Pastor Roland Nava, of In the Streets-Hands Up High Ministry and the Open Door Soup Kitchen, already has three large sheds that he’s converted into fully-furnished shelters with electricity and space for a family of five or more. Two of them will open to families who need them next week, and he’s aiming to add seven more in the coming weeks.
“They’re going to be their temporary home, and we want them to feel comfortable,” Nava said. He couldn’t find anything quite like these shelters in Bastrop County that lets families stay together when they find themselves homeless.
“I have seen two families that actually split up, that got divorced, that broke up because of their emergency,” he said.

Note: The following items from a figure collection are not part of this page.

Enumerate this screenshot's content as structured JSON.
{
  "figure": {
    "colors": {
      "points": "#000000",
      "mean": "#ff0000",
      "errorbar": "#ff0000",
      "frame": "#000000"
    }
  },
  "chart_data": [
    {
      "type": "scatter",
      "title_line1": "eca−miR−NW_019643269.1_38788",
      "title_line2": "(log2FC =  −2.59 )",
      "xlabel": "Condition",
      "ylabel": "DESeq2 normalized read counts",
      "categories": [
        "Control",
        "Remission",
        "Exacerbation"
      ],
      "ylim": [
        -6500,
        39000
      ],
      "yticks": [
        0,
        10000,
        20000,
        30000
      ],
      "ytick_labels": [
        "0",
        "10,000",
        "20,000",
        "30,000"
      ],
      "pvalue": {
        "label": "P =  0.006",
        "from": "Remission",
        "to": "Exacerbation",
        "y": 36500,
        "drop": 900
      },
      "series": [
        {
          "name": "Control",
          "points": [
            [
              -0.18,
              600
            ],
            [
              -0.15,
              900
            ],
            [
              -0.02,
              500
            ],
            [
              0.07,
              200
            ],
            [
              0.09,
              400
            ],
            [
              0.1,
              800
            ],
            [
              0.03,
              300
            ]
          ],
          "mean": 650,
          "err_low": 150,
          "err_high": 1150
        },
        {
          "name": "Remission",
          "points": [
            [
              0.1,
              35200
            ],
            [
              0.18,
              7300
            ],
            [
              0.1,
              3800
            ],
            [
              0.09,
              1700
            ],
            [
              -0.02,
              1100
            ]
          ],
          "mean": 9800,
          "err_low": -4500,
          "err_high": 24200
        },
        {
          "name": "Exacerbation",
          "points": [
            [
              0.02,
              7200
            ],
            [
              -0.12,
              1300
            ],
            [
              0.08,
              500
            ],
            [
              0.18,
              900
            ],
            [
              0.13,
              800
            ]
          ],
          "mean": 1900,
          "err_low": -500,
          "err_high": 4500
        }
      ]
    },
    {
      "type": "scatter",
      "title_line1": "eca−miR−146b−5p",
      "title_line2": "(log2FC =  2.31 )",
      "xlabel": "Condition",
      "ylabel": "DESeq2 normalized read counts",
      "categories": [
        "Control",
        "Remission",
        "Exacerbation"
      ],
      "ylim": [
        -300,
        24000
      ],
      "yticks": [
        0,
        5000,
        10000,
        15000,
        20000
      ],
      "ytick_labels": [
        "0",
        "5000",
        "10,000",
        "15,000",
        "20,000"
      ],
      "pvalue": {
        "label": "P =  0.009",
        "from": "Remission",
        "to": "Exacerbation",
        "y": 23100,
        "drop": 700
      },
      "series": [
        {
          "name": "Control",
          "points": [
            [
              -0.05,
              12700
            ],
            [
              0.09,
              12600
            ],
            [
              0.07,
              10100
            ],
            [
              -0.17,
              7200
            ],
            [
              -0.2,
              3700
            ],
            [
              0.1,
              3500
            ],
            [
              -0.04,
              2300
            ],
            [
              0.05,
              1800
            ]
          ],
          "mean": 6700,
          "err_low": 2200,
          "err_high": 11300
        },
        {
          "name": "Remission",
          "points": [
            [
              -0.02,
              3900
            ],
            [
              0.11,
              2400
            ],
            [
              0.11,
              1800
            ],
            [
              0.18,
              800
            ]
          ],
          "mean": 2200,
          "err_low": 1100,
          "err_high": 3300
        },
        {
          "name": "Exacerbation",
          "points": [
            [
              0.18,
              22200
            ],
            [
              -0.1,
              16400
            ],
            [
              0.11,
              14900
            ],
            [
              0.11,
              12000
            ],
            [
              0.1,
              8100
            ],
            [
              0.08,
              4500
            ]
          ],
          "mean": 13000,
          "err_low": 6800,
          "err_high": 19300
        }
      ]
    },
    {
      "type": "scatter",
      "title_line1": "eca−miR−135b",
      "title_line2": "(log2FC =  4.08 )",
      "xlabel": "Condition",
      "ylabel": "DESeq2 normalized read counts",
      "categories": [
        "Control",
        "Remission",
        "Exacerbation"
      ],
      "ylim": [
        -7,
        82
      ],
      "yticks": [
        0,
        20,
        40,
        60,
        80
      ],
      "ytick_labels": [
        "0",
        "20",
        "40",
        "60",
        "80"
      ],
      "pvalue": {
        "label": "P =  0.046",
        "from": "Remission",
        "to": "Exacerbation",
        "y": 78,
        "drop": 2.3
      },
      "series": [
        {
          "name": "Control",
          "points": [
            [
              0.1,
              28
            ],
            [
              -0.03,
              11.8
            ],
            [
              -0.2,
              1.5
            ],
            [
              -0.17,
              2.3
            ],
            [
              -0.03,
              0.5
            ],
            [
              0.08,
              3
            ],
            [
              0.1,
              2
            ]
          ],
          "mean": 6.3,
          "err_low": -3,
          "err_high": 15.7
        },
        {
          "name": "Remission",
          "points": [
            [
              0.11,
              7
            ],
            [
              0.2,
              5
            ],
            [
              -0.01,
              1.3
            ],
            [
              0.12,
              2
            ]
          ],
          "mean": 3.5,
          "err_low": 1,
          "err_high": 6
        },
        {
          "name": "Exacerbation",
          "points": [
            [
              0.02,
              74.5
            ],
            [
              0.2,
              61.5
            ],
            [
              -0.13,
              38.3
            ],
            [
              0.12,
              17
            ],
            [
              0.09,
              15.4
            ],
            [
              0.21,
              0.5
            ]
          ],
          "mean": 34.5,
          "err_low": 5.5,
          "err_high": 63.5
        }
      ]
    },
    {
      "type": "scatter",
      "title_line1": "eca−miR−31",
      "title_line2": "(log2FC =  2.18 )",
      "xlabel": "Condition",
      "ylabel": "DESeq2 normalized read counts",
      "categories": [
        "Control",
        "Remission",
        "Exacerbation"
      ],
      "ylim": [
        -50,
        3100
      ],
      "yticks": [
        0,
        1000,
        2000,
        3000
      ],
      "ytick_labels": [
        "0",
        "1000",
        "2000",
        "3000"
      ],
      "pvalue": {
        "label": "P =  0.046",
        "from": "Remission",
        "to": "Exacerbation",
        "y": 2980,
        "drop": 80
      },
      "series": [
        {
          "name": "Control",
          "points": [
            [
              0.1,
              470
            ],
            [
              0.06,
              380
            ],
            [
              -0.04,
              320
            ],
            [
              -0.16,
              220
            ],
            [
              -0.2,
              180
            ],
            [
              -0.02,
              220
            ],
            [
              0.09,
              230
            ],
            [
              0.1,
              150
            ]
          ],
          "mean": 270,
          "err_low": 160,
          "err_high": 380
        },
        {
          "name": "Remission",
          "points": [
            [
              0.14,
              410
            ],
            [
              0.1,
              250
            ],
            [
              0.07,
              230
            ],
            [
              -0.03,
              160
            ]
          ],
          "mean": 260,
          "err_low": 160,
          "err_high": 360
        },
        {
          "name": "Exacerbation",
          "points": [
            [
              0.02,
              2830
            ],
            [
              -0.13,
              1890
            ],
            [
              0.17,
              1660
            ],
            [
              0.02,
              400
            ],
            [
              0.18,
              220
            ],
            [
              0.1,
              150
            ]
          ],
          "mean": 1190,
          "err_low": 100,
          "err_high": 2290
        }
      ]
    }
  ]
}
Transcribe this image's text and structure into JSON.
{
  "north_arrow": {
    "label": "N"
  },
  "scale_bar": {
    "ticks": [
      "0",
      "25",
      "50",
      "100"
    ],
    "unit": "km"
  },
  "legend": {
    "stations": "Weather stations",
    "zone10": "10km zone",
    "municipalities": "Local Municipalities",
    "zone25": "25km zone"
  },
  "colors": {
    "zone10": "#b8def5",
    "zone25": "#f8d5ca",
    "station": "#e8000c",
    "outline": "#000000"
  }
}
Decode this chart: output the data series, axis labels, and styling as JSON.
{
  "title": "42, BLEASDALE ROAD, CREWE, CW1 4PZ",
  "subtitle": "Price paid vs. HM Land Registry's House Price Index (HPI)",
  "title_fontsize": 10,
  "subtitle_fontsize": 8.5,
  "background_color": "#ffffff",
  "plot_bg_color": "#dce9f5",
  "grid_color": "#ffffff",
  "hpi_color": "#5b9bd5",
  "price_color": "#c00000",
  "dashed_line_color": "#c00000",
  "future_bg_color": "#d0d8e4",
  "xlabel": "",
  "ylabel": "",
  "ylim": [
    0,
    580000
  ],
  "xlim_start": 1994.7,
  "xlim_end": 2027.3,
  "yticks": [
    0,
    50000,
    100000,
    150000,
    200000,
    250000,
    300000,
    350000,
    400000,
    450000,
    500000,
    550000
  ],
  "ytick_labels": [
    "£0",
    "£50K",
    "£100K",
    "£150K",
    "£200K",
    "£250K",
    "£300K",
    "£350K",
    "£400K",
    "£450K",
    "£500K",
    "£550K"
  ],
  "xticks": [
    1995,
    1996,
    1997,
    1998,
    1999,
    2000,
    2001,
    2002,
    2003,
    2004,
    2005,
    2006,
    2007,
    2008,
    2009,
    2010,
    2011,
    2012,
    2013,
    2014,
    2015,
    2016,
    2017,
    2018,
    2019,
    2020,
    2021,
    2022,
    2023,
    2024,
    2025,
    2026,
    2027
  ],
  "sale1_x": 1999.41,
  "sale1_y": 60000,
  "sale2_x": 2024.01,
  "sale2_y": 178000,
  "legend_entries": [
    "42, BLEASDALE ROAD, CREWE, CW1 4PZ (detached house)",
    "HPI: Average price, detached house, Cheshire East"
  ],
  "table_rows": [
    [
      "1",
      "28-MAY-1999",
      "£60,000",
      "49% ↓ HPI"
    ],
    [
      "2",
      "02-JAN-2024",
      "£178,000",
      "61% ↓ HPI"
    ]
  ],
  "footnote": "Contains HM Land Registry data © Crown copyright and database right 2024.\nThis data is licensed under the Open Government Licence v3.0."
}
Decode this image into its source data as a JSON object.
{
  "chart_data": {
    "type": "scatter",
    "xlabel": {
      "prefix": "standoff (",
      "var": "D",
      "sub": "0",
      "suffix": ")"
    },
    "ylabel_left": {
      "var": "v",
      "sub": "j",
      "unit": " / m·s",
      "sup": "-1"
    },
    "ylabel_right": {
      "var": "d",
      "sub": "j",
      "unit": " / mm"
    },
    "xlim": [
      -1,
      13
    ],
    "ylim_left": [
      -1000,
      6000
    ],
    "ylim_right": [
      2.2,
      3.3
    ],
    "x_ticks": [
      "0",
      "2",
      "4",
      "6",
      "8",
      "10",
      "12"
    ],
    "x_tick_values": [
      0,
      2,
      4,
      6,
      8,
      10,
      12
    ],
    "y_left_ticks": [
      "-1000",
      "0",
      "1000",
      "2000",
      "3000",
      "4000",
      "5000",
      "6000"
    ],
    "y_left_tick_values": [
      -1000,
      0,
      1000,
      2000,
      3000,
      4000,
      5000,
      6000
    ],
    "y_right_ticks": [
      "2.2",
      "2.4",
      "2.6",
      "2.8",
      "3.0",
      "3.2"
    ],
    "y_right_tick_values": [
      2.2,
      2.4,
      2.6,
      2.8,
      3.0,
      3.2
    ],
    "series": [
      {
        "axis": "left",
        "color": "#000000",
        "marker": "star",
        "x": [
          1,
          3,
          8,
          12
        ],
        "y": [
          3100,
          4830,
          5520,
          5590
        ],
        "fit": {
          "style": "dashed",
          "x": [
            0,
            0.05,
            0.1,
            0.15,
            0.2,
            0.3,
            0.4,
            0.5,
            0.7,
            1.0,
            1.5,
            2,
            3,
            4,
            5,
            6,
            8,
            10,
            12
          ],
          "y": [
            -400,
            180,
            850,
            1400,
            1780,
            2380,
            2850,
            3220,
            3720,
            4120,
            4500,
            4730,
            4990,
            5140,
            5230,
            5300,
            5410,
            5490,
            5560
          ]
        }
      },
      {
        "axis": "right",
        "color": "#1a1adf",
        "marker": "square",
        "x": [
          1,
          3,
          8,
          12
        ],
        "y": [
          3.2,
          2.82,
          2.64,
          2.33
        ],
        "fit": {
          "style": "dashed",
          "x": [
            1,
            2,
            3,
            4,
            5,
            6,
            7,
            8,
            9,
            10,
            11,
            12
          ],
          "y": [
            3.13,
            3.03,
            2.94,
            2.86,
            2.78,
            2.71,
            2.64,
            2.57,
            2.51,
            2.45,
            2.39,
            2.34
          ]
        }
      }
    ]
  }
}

All it takes is one crisis for a family to fall through the cracks — just one emergency to make keeping a roof over your head difficult to maintain. Jeff Randle knows all about that. He and his family were at the soup kitchen last week enjoying a free tamale breakfast.
“Pastor Nava, you know, he’s helped us out tremendously,” Randle said.
His family was preparing to move into a duplex in Houston last year after leaving a bad rental situation in Bastrop. Two days before they were set to move in, Hurricane Harvey hit the city and flooded the home. “So just like that, like boom, we’re like homeless, and I’ve never even thought of nothing like that in my life.”
Since then, the four of them have been staying in a hotel room in Central Texas and eating at the soup kitchen when they can. It’s been hard for them to save the money they’re making to find a permanent place to live.
“As long as we’re paying what we’re paying right now, it’s impossible. And it’s just keeping us stuck,” he said.
Randle and his family will be staying for free in one of Nava’s shelters when they open next week. Just a month or two should be enough, Randle thinks, to save up enough to put down the first and last month’s rent at a new home. While they’re waiting, they’ll be staying in the same place.
“We want them to feel the sense of family, togetherness through their hard time, through their situation,” Nava said. Families will be able to stay for up to three months on the property. “We want them to be encouraged, you know, that things can get better.”